What I want to achieve is to list each document that has the searched word. I only want to list the document by Title once, regardless of the number of times the search word appears in that document. The only column that is truly unique is the RecordID column, a primary key.
My controller:
public class SearchController : Controller
{
private GUICEEntities4 db = new GUICEEntities4();
//
// GET: /Search/
public ActionResult Index(string Keyword)
{
#region Keyword Search
if (!String.IsNullOrEmpty(Keyword)) {
var SearchDoc = db.Documents.Where(r => r.DocText.ToUpper().Contains(Keyword.ToUpper()) || r.Title.ToUpper().Contains(Keyword.ToUpper()) || r.DocNum.ToUpper().Contains(Keyword.ToUpper()));
ViewBag.CurrentKeyword = String.IsNullOrEmpty(Keyword) ? "" : Keyword;
return View(SearchDoc.ToList());
}
else{
return View();
}
#endregion
}
}
My View has the following:
#foreach (var item in Model) {
<tr>
<td>
<strong>AFI #Html.DisplayFor(modelItem => item.DocNum): #Html.DisplayFor(modelItem => item.Title)</strong>
<br />
#Html.DisplayFor(modelItem => item.DocSummary)
<br />
<span class="complianceitems">Number of compliance items:</span> (TBD)
</td>
<td>
<a href="/Documents/Index/#(Html.DisplayFor(modelItem => item.DocNum))">Checklist
Generator</a><br />
<a href="/UploadedDocs/#Html.DisplayFor(modelItem => item.DocFileName)" target="_blank">
Download PDF</a>
</td>
Any suggestions on how I can achieve my goal?

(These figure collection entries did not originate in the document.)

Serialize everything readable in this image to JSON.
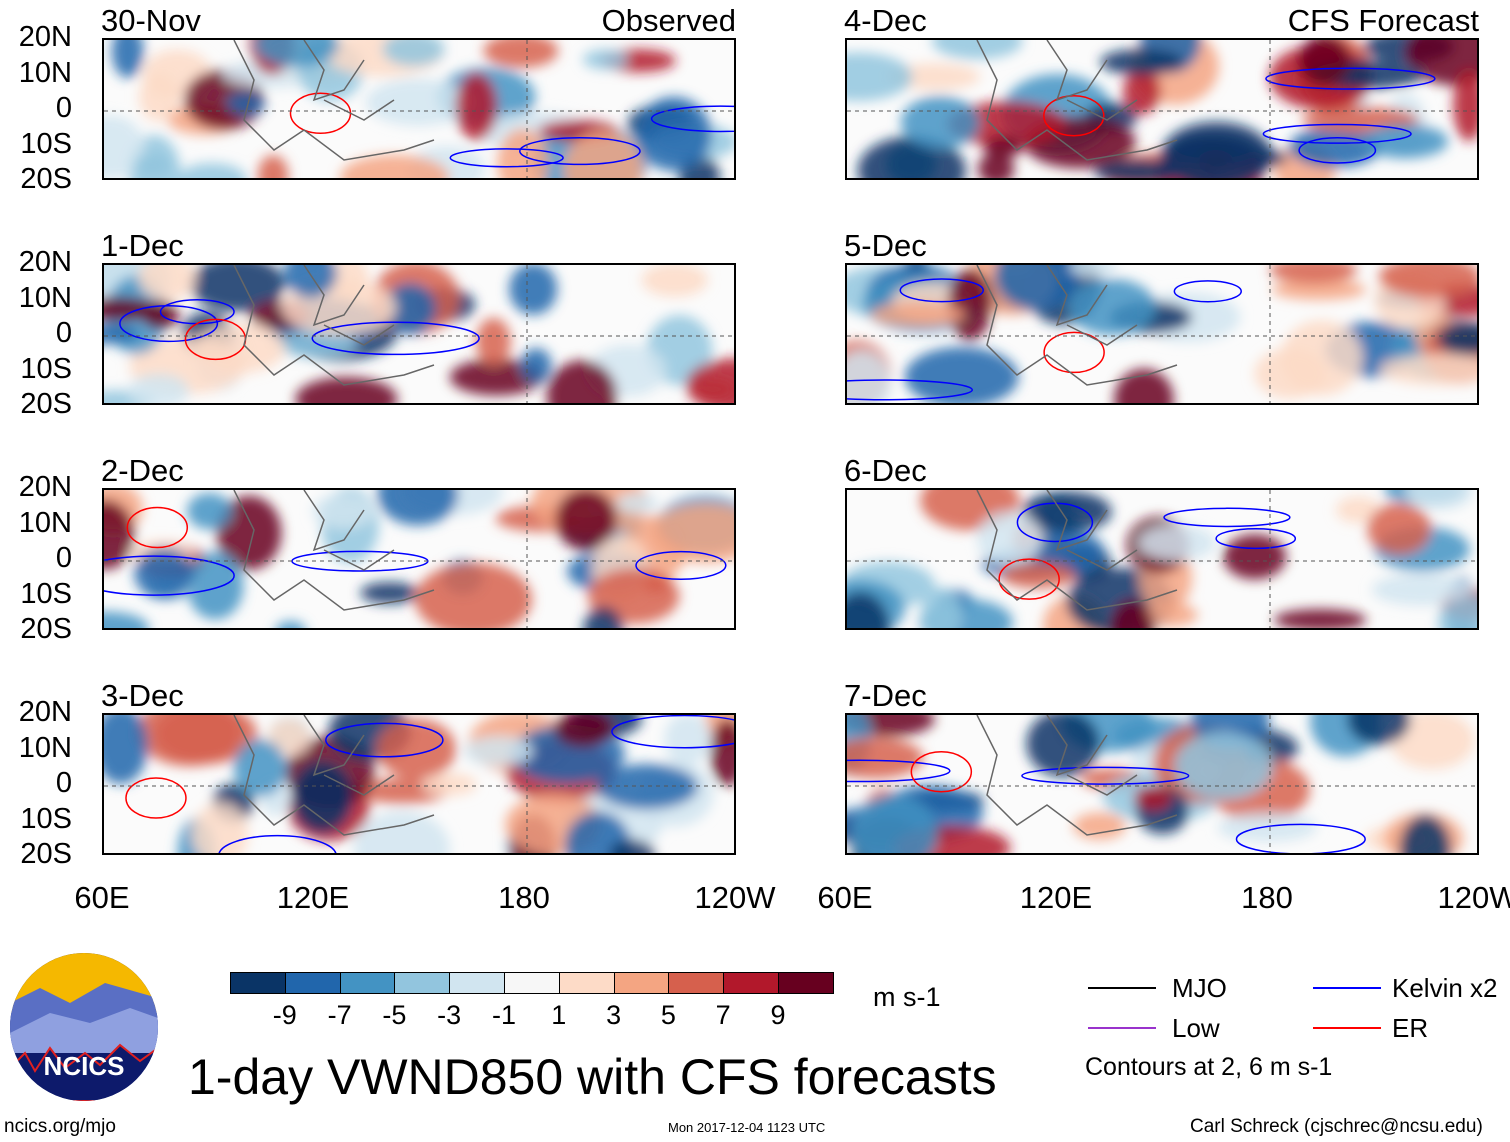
{
  "chart_data": {
    "type": "heatmap",
    "title": "1-day VWND850 with CFS forecasts",
    "column_titles": {
      "observed": "Observed",
      "forecast": "CFS Forecast"
    },
    "panels": [
      {
        "date": "30-Nov",
        "group": "observed"
      },
      {
        "date": "1-Dec",
        "group": "observed"
      },
      {
        "date": "2-Dec",
        "group": "observed"
      },
      {
        "date": "3-Dec",
        "group": "observed"
      },
      {
        "date": "4-Dec",
        "group": "forecast"
      },
      {
        "date": "5-Dec",
        "group": "forecast"
      },
      {
        "date": "6-Dec",
        "group": "forecast"
      },
      {
        "date": "7-Dec",
        "group": "forecast"
      }
    ],
    "lat_ticks": [
      "20N",
      "10N",
      "0",
      "10S",
      "20S"
    ],
    "lon_ticks": [
      "60E",
      "120E",
      "180",
      "120W"
    ],
    "colorbar": {
      "levels": [
        "-9",
        "-7",
        "-5",
        "-3",
        "-1",
        "1",
        "3",
        "5",
        "7",
        "9"
      ],
      "colors": [
        "#0a3466",
        "#2166ac",
        "#4393c3",
        "#92c5de",
        "#d1e5f0",
        "#f7f7f7",
        "#fddbc7",
        "#f4a582",
        "#d6604d",
        "#b2182b",
        "#67001f"
      ],
      "units": "m s-1"
    },
    "legend": [
      {
        "label": "MJO",
        "color": "#000000"
      },
      {
        "label": "Kelvin x2",
        "color": "#0000ff"
      },
      {
        "label": "Low",
        "color": "#9933cc"
      },
      {
        "label": "ER",
        "color": "#ff0000"
      }
    ],
    "contour_note": "Contours at 2, 6 m s-1"
  },
  "footer": {
    "logo_text": "NCICS",
    "url": "ncics.org/mjo",
    "timestamp": "Mon 2017-12-04 1123 UTC",
    "author": "Carl Schreck (cjschrec@ncsu.edu)"
  }
}
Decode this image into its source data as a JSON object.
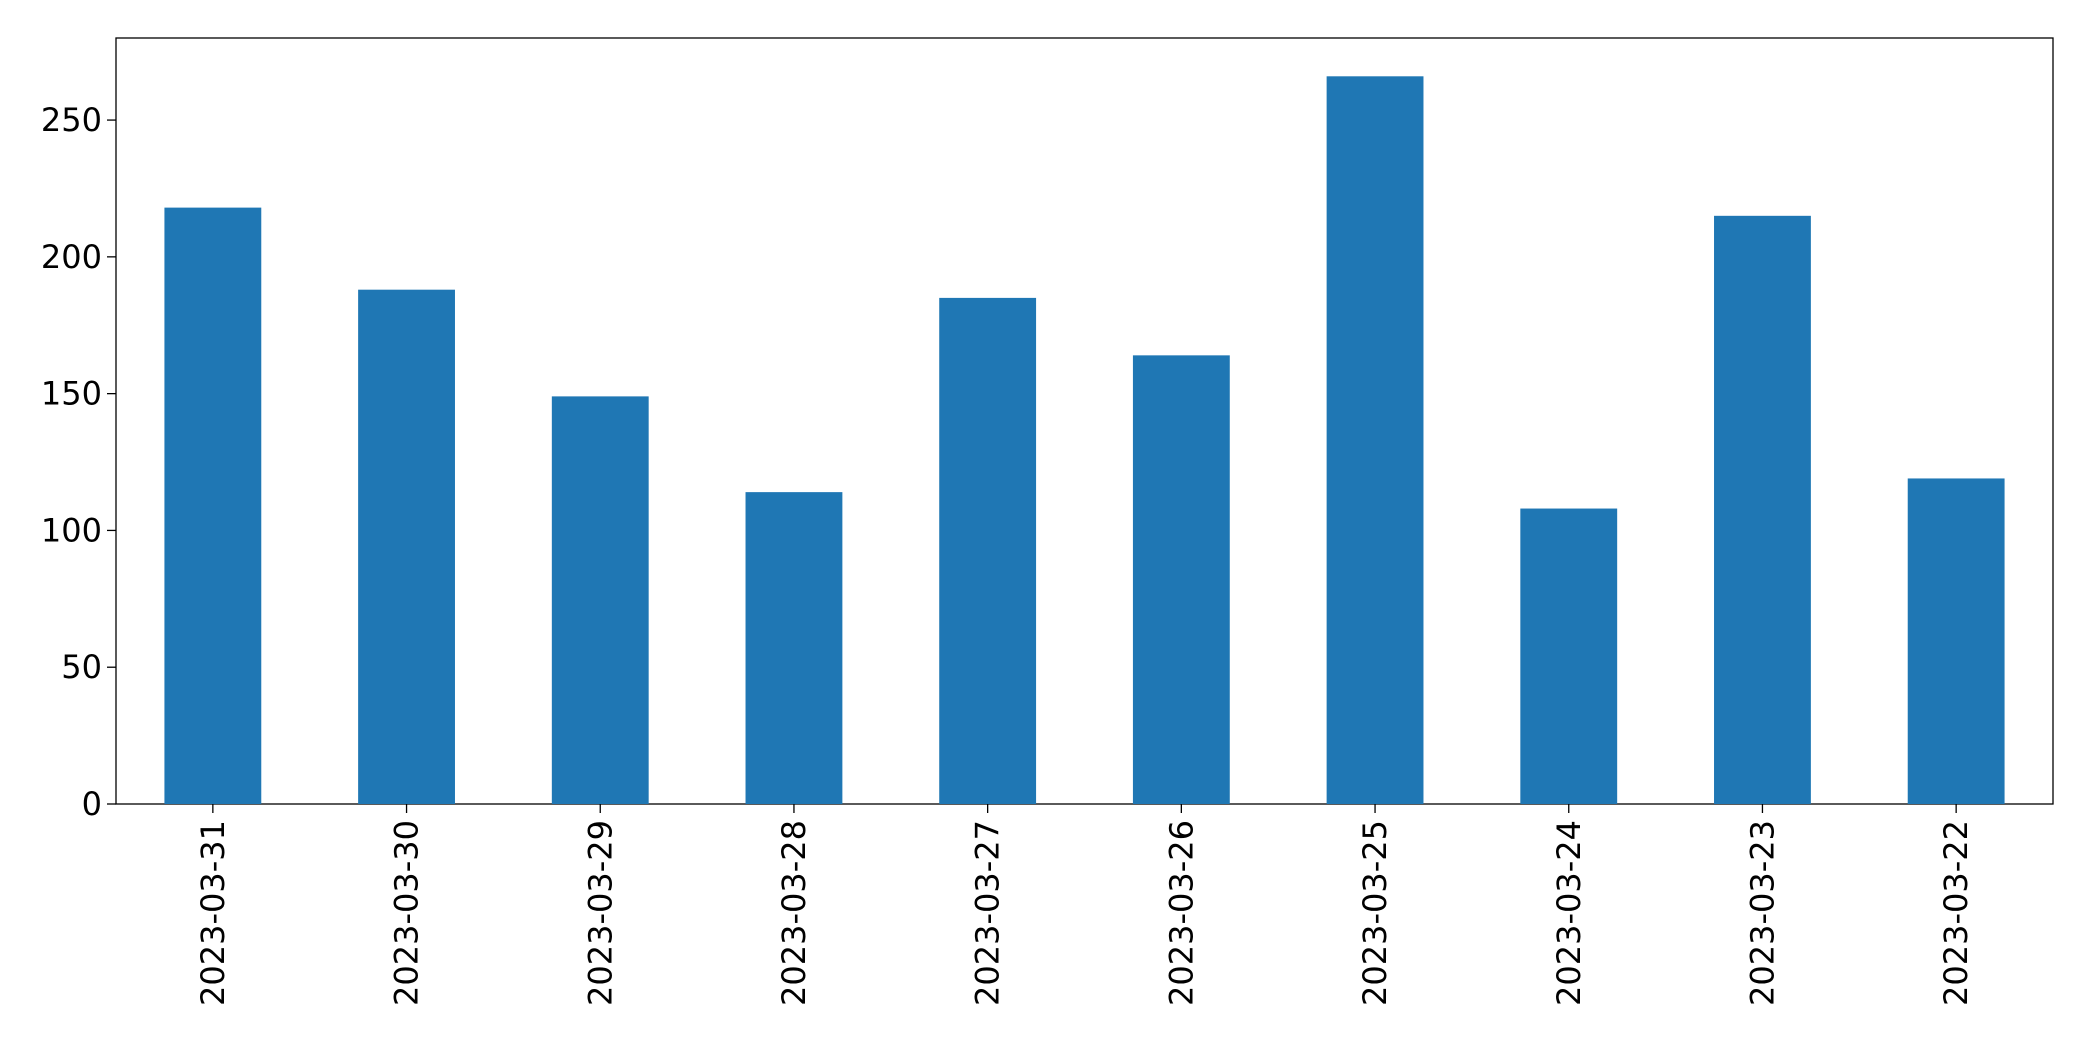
{
  "chart_data": {
    "type": "bar",
    "categories": [
      "2023-03-31",
      "2023-03-30",
      "2023-03-29",
      "2023-03-28",
      "2023-03-27",
      "2023-03-26",
      "2023-03-25",
      "2023-03-24",
      "2023-03-23",
      "2023-03-22"
    ],
    "values": [
      218,
      188,
      149,
      114,
      185,
      164,
      266,
      108,
      215,
      119
    ],
    "color": "#1f77b4",
    "ylim": [
      0,
      280
    ],
    "yticks": [
      0,
      50,
      100,
      150,
      200,
      250
    ],
    "grid": false
  }
}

ADDED: Each document can be identified by the DocNum column which has a unique document number for that particular document. I've tried to iterate through the List to pull out each unqiue DocNum and then try to make that DocNum not appear again in the loop...but I was not successful.
The following SQL statement gives me the results I need. The statement assumes that the search word is "budget". I don't know how to get the same results using EF. Any suggestions?

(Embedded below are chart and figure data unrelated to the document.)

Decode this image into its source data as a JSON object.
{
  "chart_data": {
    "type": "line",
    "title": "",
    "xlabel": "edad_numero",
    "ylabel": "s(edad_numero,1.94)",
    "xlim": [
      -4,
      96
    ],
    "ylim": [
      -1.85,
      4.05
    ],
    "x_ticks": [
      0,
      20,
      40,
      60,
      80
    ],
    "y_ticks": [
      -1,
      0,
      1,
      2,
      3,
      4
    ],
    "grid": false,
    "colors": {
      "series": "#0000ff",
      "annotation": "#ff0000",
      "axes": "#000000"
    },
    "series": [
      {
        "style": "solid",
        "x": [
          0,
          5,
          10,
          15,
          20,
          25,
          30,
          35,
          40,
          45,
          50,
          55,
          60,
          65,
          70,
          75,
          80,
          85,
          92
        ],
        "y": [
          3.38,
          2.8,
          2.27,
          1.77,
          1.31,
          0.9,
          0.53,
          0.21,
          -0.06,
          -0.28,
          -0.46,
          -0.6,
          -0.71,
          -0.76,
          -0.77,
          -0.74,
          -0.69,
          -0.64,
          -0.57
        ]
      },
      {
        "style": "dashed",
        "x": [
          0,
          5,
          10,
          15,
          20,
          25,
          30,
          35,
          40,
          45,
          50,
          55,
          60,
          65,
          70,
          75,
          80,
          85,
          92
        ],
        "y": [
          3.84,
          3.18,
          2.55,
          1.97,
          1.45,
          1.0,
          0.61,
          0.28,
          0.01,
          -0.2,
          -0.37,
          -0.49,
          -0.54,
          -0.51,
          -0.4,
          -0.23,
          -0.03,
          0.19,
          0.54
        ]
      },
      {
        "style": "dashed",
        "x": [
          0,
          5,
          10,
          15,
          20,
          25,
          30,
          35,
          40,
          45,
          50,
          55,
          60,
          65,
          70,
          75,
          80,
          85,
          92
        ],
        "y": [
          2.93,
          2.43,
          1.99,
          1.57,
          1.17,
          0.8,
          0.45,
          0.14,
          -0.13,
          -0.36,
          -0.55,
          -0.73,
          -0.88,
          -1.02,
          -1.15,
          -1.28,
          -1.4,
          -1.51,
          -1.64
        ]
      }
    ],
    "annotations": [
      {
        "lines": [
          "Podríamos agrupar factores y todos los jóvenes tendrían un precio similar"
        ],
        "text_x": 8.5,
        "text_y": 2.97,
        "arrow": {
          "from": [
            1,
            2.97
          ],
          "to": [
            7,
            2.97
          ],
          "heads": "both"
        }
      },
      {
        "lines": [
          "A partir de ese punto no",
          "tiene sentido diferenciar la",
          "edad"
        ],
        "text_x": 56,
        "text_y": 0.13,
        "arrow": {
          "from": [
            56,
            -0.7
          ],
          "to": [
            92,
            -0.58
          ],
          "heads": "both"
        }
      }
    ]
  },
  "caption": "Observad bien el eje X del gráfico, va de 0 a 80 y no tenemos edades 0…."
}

SELECT DISTINCT DocNum, Title FROM Documents
WHERE
DocText LIKE '%budget%'
OR
Documents.Title LIKE '%budget%'
OR
DocNum LIKE '%budget%'
The issue here is in your EF query and not anything related to MVC. It's been a while since I've actively used EF but the simplest way would probably be to return just the RecordIds first.

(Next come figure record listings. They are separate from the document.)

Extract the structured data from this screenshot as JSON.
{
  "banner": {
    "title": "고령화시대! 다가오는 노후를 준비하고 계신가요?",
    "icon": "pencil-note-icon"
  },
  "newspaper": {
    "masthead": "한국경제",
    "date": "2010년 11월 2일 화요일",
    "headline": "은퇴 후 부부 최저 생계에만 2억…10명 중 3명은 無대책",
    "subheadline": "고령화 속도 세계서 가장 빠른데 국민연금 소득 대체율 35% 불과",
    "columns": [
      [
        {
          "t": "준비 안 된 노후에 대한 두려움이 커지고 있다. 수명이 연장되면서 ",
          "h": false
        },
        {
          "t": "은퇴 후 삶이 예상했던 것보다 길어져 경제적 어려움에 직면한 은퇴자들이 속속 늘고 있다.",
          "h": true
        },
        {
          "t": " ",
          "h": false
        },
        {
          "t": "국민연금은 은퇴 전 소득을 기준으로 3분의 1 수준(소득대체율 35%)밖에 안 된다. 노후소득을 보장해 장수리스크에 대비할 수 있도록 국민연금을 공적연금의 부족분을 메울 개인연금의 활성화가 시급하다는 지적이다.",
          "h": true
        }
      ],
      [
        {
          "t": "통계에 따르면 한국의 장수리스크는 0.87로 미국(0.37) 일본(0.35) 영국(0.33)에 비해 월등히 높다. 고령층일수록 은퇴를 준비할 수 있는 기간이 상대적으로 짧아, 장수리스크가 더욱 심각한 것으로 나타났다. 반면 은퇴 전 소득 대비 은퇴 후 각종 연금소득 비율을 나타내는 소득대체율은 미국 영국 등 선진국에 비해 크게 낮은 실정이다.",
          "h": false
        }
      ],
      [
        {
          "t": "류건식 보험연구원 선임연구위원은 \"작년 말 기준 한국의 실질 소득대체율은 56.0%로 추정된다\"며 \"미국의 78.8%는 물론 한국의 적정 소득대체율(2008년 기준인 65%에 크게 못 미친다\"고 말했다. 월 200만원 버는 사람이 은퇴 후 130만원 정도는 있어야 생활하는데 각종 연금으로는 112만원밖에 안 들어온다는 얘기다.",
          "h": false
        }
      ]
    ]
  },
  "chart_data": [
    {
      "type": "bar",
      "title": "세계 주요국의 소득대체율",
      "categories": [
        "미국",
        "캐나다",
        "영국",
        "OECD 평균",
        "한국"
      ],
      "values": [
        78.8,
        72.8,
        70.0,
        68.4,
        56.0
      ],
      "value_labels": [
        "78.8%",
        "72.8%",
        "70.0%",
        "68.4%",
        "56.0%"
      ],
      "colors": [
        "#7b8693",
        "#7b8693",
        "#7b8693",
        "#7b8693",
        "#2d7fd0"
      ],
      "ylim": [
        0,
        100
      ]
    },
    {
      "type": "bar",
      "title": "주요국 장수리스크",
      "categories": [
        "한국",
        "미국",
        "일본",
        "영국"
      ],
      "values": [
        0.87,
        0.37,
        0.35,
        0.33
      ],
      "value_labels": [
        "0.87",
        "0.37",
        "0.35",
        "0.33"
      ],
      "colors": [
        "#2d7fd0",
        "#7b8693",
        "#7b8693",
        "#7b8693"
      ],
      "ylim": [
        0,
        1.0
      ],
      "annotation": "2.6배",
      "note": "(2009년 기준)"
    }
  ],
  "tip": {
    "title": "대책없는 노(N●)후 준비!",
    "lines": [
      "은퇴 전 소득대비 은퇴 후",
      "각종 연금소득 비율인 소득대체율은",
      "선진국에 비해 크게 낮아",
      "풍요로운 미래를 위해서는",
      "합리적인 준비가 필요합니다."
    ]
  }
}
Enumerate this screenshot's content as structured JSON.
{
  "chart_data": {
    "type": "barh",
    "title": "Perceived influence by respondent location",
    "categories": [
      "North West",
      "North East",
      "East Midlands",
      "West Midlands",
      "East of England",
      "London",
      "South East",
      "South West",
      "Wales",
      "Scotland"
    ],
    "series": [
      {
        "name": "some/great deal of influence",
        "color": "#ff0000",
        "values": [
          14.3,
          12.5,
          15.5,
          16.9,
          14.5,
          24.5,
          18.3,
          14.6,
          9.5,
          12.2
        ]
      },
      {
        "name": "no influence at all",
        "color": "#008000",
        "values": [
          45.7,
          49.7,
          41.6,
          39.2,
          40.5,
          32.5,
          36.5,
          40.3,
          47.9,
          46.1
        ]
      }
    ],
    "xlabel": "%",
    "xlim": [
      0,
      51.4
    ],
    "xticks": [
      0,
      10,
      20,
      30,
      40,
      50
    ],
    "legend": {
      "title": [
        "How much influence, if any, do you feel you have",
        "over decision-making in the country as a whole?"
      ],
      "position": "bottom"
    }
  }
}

var recordIds= db.Documents
.Where(r =>
r.DocText.ToUpper().Contains(Keyword.ToUpper()) ||
r.Title.ToUpper().Contains(Keyword.ToUpper()) ||
r.DocNum.ToUpper().Contains(Keyword.ToUpper()))
.Select(d => d.RecordId)
.Distinct();
I'm not exactly sure what you will do with each individual record from then on as there isn't enough information in your question. But this should help.
Update:
var foundDocs = new List<YourType>();
recordIds.ToList().ForEach(r => foundDocs.Add(db.TblDocLists.Single(l => l.TheDocNum == r)));
//I must point out that I'm not familiar with the latest versions of EF so this might be overkill.